About Recloaking Waitaha

A 150-year commitment to restore Canterbury's indigenous cover — the land, the waterways, and the species that once thrived here.

The story

Canterbury has lost more than 95% of its native lowland forests. What once clothed the plains and foothills — podocarp forests, kahikatea wetlands, kanuka shrublands — has been stripped away over 150 years of settlement and agricultural development.

Recloaking Waitaha is founded on a simple but ambitious premise: if it took 150 years to decloak this landscape, let us take 150 years to recloak it.

This is not a quick fix. It is a generational commitment — a partnership between farmers, iwi, conservationists, investors, and communities who understand that the health of our land, water, and biodiversity is inseparable from our long-term prosperity.

The partnership

Recloaking Waitaha is co-led by two of Canterbury's largest irrigation schemes. Together, they manage water across the heart of the Canterbury Plains and are uniquely positioned to champion landscape-scale restoration.

Central Plains Water Ltd

CPWL delivers water to over 40,000 hectares across the Selwyn and Waimakariri districts. As co-funder and co-lead of Recloaking Waitaha, CPWL brings infrastructure scale and deep relationships with Canterbury landowners.

Waimakariri Irrigation Ltd

WIL operates the Waimakariri irrigation scheme in North Canterbury.
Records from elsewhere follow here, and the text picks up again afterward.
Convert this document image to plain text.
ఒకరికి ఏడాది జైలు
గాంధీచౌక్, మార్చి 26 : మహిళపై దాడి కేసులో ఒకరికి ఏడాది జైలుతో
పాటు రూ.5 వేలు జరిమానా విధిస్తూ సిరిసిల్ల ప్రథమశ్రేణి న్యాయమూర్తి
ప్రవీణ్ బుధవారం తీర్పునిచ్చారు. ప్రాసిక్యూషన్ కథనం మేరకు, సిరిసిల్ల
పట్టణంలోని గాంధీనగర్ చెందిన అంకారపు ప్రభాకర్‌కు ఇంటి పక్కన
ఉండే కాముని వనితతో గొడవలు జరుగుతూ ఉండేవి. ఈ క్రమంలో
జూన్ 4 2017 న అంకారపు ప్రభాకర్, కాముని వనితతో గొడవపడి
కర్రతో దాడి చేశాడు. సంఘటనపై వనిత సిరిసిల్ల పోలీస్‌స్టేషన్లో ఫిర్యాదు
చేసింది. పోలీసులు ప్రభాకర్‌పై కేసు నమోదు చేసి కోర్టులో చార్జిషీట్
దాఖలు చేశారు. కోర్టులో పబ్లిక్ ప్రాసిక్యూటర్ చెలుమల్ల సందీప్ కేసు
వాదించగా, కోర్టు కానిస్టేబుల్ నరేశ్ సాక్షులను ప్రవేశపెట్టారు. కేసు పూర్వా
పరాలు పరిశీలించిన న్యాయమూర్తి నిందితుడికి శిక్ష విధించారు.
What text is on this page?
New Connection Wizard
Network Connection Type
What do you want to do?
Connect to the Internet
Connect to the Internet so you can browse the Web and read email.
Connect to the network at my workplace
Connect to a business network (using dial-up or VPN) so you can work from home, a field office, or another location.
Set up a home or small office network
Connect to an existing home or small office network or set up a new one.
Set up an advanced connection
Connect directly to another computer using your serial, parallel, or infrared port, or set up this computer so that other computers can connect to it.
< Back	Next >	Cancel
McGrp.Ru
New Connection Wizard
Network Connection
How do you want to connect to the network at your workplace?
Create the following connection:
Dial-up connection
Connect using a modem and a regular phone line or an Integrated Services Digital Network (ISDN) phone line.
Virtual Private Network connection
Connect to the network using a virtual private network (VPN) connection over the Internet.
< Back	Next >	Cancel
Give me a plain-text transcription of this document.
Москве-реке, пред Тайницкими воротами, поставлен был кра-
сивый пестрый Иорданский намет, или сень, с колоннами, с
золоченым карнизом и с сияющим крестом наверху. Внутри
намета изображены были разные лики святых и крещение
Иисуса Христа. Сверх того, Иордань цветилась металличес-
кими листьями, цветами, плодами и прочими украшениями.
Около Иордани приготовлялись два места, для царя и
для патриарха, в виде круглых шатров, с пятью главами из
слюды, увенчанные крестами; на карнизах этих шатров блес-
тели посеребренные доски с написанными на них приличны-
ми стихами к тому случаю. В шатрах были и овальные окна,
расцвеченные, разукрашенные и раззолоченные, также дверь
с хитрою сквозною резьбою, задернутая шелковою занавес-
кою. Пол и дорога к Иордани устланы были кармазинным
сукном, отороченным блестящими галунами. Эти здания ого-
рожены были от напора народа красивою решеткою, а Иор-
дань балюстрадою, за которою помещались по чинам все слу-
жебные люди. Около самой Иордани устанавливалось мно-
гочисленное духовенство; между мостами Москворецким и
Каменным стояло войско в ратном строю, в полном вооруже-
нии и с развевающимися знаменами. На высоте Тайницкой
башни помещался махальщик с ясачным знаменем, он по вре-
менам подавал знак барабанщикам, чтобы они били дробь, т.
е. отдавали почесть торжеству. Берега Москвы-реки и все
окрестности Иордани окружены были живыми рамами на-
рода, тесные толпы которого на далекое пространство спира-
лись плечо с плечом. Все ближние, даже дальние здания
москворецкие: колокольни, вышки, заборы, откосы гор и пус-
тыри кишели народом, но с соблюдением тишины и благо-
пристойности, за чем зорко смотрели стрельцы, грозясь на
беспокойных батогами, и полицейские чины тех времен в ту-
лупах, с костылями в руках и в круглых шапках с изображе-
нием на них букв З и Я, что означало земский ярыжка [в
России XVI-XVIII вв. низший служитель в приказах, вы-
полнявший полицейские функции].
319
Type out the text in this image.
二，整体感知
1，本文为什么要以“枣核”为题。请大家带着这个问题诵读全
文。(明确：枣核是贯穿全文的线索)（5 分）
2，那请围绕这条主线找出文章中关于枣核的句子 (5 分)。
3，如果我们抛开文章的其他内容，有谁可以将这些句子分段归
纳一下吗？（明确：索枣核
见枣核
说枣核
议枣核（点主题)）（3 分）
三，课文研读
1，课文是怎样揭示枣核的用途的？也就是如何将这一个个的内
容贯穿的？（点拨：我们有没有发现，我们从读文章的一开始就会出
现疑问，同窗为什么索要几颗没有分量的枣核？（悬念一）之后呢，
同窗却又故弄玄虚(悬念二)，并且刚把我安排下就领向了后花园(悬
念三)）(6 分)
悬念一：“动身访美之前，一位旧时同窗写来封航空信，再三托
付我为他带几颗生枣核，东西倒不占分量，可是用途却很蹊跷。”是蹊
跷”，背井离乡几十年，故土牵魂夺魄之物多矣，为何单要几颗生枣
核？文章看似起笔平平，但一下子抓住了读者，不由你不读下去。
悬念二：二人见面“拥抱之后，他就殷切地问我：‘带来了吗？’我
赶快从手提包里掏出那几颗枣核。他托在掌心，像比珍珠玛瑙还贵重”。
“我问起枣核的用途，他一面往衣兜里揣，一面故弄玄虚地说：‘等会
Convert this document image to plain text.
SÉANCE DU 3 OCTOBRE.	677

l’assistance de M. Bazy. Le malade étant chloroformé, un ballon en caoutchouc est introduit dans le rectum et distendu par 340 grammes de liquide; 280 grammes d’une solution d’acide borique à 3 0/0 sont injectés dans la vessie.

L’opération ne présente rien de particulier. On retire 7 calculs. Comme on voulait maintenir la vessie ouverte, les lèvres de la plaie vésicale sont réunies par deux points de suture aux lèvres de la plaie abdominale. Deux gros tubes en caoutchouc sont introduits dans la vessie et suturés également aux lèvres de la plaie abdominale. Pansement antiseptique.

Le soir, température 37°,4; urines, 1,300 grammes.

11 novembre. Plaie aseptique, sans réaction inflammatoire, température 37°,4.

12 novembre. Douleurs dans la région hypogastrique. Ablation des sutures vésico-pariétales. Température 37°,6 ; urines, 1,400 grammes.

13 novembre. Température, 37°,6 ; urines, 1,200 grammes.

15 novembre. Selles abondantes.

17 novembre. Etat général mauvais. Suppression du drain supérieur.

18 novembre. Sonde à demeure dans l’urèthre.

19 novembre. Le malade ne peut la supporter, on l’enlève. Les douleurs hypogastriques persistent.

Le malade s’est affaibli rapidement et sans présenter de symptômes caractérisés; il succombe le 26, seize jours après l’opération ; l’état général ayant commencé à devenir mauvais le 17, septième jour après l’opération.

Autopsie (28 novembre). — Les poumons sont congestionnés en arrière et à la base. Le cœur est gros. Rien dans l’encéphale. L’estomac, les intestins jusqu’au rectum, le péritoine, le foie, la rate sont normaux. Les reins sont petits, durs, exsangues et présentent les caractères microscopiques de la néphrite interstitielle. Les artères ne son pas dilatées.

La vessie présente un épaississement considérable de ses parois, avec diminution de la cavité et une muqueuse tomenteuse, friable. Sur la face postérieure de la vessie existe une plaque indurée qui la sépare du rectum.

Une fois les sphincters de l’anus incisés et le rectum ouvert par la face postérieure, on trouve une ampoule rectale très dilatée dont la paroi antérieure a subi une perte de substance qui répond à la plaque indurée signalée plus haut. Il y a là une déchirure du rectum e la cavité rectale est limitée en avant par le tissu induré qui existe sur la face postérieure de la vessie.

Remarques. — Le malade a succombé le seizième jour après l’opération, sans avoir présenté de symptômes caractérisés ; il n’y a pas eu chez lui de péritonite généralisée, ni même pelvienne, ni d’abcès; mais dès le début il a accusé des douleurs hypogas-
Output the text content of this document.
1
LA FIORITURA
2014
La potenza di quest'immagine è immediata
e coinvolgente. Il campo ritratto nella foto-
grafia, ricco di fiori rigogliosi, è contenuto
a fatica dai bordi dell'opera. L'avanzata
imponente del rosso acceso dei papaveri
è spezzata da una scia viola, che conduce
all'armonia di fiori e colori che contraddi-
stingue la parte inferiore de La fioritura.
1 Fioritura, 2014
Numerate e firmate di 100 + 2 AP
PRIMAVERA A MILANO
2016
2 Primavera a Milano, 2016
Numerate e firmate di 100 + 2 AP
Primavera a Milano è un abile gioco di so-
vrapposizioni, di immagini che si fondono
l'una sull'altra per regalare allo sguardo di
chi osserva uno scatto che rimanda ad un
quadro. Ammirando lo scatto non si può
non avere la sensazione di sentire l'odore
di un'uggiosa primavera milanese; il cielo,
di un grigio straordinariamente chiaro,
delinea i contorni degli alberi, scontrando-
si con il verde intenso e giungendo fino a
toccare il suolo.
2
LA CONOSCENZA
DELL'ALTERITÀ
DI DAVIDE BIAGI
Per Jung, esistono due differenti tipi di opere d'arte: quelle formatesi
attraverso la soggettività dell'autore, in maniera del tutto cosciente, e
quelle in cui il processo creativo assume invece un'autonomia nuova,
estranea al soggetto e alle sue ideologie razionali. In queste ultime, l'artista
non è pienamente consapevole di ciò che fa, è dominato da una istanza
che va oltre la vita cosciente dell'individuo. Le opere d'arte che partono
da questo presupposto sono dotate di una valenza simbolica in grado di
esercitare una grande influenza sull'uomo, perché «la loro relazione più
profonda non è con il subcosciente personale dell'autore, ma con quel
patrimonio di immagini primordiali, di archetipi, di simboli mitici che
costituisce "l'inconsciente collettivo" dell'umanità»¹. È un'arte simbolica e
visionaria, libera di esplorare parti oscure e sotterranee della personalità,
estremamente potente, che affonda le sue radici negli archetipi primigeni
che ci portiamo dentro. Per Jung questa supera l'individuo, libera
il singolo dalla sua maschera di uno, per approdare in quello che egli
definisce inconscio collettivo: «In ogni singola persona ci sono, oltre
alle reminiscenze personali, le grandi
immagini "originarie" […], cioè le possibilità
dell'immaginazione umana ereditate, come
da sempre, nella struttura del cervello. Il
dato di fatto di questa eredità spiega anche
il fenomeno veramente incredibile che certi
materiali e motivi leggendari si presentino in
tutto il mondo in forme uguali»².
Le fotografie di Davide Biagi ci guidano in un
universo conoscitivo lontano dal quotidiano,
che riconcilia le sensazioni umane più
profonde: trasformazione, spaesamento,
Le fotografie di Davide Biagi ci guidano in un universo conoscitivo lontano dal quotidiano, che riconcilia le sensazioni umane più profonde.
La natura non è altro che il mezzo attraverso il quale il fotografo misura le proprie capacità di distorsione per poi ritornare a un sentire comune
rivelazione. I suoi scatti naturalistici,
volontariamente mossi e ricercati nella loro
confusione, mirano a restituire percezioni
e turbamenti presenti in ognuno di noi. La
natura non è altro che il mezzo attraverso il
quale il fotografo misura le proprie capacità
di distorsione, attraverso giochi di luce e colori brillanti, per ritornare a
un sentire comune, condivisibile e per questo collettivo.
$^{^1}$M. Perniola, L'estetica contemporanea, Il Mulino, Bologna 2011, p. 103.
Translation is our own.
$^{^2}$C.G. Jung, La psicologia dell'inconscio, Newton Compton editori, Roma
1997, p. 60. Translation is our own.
As co-lead and co-funder, WIL brings a commitment to environmental stewardship and a network of progressive farming communities.

Key stakeholders

Restoration at this scale requires a coalition. These organisations bring the expertise, data, and on-the-ground capability to make Recloaking Waitaha work.

Brown Bread

(BB)

Branding agency — crafting the visual identity and public narrative of the movement.

The Goodfellow Group

(TGGL)

Ecology and landscape consultants — guiding site assessments and planting plans.

Waimakariri Biodiversity Trust

(WBT)

Biodiversity data partner — long-term ecological monitoring and species surveys.

Ma Tatou

(MT)

Investment and carbon credit partner — connecting restoration with ETS and biodiversity credit markets.

Environment Canterbury

(ECan)

Regional council — regulatory alignment, environmental data, and catchment management.

Local iwi and hapu

Tangata whenua — cultural guidance, mahinga kai values, and shared governance of whenua.

Our vision

A Canterbury where indigenous ecosystems thrive alongside productive agriculture. Where waterways run clear through corridors of native bush. Where tūī and kerū are heard again across the plains. Where the next generation inherits a landscape richer than the one we found.

150 years to decloak. 150 years to recloak.